A fun flavor combination for a quick & easy healthy breakfast recipe! Coconut Peanut Quinoa Flakes are gluten-free, vegan, and done in the microwave. A bowl of pure plant-based protein and healthy fats to fuel you all day long!
***This post has been updated in May 2016. Original writing stands***
Have you ever wondered why peanuts are called peanuts? Peanuts aren’t even nuts! They are legumes (thus, not acceptable on the Paleo diet, haha!). They are in the class of lentils and peas and grow underground as opposed to say the almond or cashew which grow on tress, hence the category of tree nuts. That is why you can be deathly allergic to peanuts and no other nut…because peanuts are not actually nuts. They are edible seeds that grow in an enclosed pod. Legumes are the most concentrated source of protein in the plant-based world. They are great for heart health due to their monounsaturated fats and contain tons of antioxidants that are said to even rival those of fruit.
Plus, peanuts are the most popular nut in the U.S., making up 67% of our nut consumption. Really, who doesn’t love the classic PBJ? I am pretty sure you haven’t had a childhood if you have never eaten a mom-made PBJ for lunch. It just has to happen. But PBJ isn’t the only wonderful peanut creation. How about just snacking on them whole by cracking open the shell? Or simply taking a spoon and digging into a jar of cinnamon raisin peanut butter? Or pairing it with chocolate? Yea, you know you love it, don’t deny it! But the fun doesn’t stop there! How about peanut flour? I love peanut flour and use it all the time in smoothies, pancakes, sauces, cookies, bread, as a natural protein powder, and this recipe I’m sharing today.
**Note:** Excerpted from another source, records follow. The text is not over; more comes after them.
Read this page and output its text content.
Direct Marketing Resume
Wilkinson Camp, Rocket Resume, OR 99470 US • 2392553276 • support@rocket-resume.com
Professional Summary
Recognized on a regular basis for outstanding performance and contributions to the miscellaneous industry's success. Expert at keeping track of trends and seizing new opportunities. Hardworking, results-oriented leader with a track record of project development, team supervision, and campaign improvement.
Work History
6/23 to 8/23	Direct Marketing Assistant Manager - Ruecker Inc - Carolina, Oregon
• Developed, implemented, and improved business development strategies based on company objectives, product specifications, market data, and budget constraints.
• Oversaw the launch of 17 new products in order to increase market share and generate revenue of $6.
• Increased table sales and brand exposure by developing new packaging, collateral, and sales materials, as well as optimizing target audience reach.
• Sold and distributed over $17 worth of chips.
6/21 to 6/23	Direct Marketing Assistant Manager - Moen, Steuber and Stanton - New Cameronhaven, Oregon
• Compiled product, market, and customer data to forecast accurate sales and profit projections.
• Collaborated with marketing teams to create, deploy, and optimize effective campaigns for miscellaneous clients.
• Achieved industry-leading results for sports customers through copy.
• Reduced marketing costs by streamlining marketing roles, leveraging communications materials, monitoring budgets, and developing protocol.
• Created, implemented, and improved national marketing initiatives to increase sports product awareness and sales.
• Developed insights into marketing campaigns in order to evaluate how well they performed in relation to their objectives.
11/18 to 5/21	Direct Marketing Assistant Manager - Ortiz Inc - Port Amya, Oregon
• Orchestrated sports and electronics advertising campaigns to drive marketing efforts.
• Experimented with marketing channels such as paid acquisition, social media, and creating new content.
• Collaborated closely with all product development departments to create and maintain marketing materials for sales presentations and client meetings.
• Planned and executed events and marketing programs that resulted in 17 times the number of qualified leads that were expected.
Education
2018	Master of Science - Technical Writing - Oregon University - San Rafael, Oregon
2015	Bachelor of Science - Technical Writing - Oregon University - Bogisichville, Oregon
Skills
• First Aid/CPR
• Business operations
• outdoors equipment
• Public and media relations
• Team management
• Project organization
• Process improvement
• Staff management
1/4 Cup has 16g of protein! That is crazy awesome! And all it is is ground roasted peanuts. It is so versatile and so delicious in baking and can be replaced for a grain flour pretty easily. They even say it can help ease peanut allergies when used in tiny doses each day to build up a tolerance. Peanut Power! It gives you the staying power you need for a great start to the day so of course I had to use it in Quinoa Flakes. And I made it even more fun by adding coconut, another awkward nut/not-really-nut. They complement each other perfectly, almost as good as chocolate and peanuts…almost 😉
Coconut Peanut Quinoa Flakes
- In a microwave-safe bowl, combine the quinoa flakes, peanut flour, coconut butter, shredded coconut, stir to combine. Add the water, coconut stevia, and extract. Stir again until everything has mingled together.
- Place the bowl in the microwave and cook on high for 2 minutes. Safely remove, stir, and top with peanuts, peanut butter, and additional shredded coconut.
There you have it. A protein packed breakfast. Quinoa + Peanuts + Coconut = Protein Satisfying Heaven! So why do we call peanuts, peanuts? Well, I really have no idea but we also call them goobers, goober peas, groundnuts, earthnuts, monkey-nuts, and pinders. Where did all those names come from? I have no idea either. But here is a fun fact: Many years ago I used to have a beautifully blue- violet Beta Fish. I fell in love with him at the store one day and had to get him. And what did I name this beautiful fishy? Goober. Yes, I named my fish Goober <3
So tell me:
+ Why are Peanuts called peanuts? Do you call them peanuts or use one of their other names?
+ Do you name you pets weird names? Yes, I do. My first hermit crab’s name was Haty and my current hermit crab’s name is Spongebob (I was a young child when I got these so don’t judge 😉 Well, you can, because I love them!)